Paris is in the news these days for sombre reasons – fatal terrorist attacks and mass public gatherings in response.
For eight and a half years Paris was my home. I can’t say that this affords me any special or profound insight into those recent events, only that Paris was on my mind anyway; I moved there on 12 January 2005 – ten years ago today.
The previous October in Dublin I had completed my first marathon. This success, along with the structure brought by training and planning, gave me the confidence and impetus to try something new in my life, and to act on something I had been thinking and talking about for a while. (There is no truth in the rumour that events in that first marathon forced me to move abroad and lie low for a while.)
Strange as it may seem now, when I moved to Paris I didn’t pack any running gear. You can only fit so much stuff into a knotted handkerchief on the end of a stick. Also, maybe when I finished that marathon I thought I had ‘done’ running – ticked it off the list and moved on to the next item.
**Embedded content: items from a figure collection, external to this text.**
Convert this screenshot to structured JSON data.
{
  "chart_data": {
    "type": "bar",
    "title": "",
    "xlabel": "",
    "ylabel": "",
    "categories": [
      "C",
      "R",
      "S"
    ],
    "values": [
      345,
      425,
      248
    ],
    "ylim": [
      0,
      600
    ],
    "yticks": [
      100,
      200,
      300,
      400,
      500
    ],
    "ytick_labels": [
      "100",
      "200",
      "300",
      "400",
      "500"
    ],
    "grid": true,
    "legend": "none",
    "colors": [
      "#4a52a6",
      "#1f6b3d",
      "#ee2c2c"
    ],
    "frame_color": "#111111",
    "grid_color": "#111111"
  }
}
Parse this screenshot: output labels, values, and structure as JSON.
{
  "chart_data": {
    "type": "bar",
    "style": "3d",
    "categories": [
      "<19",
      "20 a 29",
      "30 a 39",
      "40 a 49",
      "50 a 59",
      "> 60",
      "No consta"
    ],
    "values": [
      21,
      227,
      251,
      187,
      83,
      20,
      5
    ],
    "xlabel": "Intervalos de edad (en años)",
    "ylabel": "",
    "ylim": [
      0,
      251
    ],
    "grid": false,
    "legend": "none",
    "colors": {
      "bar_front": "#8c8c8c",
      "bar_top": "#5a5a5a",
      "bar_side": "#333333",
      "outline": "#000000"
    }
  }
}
But the bug would soon follow me to France, and eventually I had some great running experiences in Paris.
Apart from a two-year spell in the city centre, I lived most of my Paris days in its western suburbs. In Asnières, for my first four years, such was the novelty of seeing someone out running on the streets that local kids assumed I was American. (The American runners in Paris were mostly to be found doing laps of the Jardin de Luxembourg in the city centre.)
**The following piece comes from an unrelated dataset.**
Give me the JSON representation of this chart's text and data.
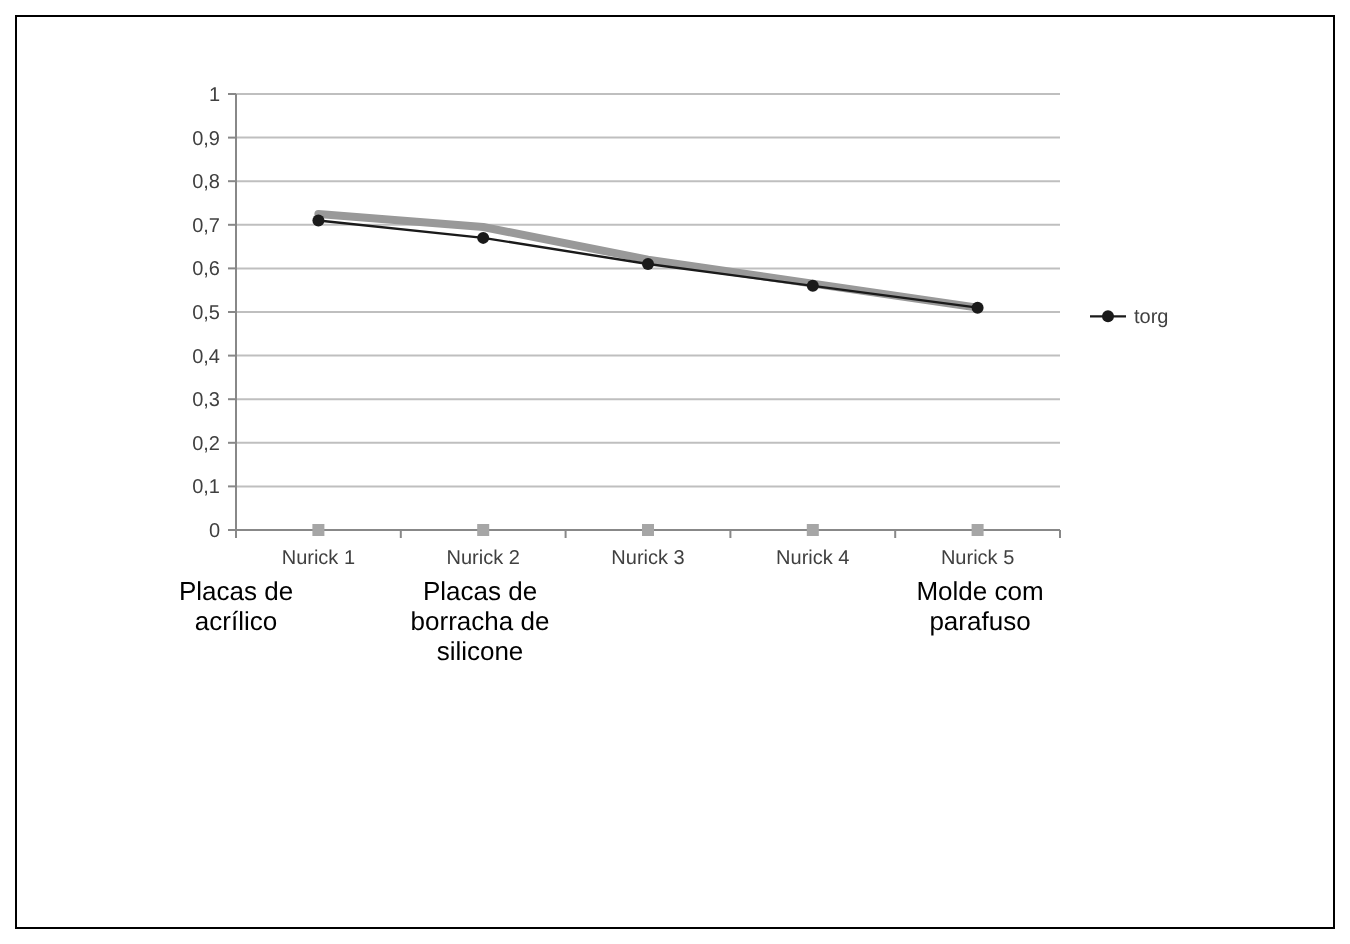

After that, for my two-year city-centre interlude when I briefly came in from the west, I was between the Boulevard Saint Germain and the Musée d’Orsay – fashionable for sure but not a running stronghold either. But Meudon, to the west again for my final two years, was more used to runners – the annual Paris-Versailles race passed through there, up its steep Route des Gardes.
Whatever my address in the Paris area, I always lived just a street away from the Seine, and so my running was focused on the river and its islands. My local route in Asnières during 2006 and 2007 brought me onto the Île de la Jatte, an island celebrated in art and also home at that time to another runner, a short and short-fused Frenchman called Nicolas Sarkozy. In the centre of Paris I found some running room along the right bank of the river, from the Louvre up to an island past the Eiffel Tower called the Île des Cygnes, to make perhaps the most spectacular running route in the world.
And Meudon also had a river island, the Île Saint-Germain, where I would do the occasional lap – or even fall in with runners on the Eco-Trail de Paris trail race, which followed Meudon’s riverbanks to finish at the Eiffel Tower.
The Eiffel Tower itself is something of a focal point for running in Paris. The 20 Kilomètres de Paris race starts and ends there – I did this race twice, clocking just over 90 minutes on both occasions. Beside the tower are the Champs de Mars, an excellent spot for running, and the municipal running track at the Centre Emile Anthoine. (Caution: this track is 50 metres shorter than a standard track, so don’t get overexcited if you’re blasting out faster laps than usual.)
Speaking of which, that was another advantage of running in Paris – municipal running tracks that were free to use. When I lived in Meudon I was a warm-up jog away from two tracks in neighbouring Issy-Les-Moulineaux; in the spring of 2013 I loved to get up at sunrise for a Daniels threshold session with the track to myself.
In fact, I’m beginning to think that Meudon is the greatest running area in the Paris region. As well as the scenic riverbank routes, tough hills and public tracks, I lived near a huge forest that had traffic-free tarmac roads through it. I have fond memories of my long runs in Meudon.
So much for the training; what about my races in Paris?
Well, I ran the Paris Marathon three times. Two of those – in 2007 and 2012 – were among my best marathon performances. Alas, the 2010 edition was my worst marathon, due mainly to me not preparing properly. But at least I did better than Joe Strummer in the 1982 Paris Marathon, who apparently ran in it and finished nearly last.
In recent years the Paris Marathon has swelled to almost 50,000 runners and raised its profile through star-name competitors like Kenenisa Bekele in 2014. The crowds and atmosphere may not compare favourably to other city marathons, but it’s a great experience. Just don’t drink the free red wine at mile 22, unless you want to visit the bushes at mile 22.1.
As well as the Paris Marathon and 20 Kilometres de Paris, I ran the Semi Marathon de Paris twice, finishing in around 1 hour and 40 minutes both times. However, I never warmed to this race – literally in 2006 when it was a bitterly cold day, and metaphorically in 2010 when there was overcrowding at the start and finish areas.
But I have plenty of good running memories from my time in Paris. Running helped me to discover the city and make it feel more like my home. Paris mightn’t be the easiest place to live, but I made it a great place to run.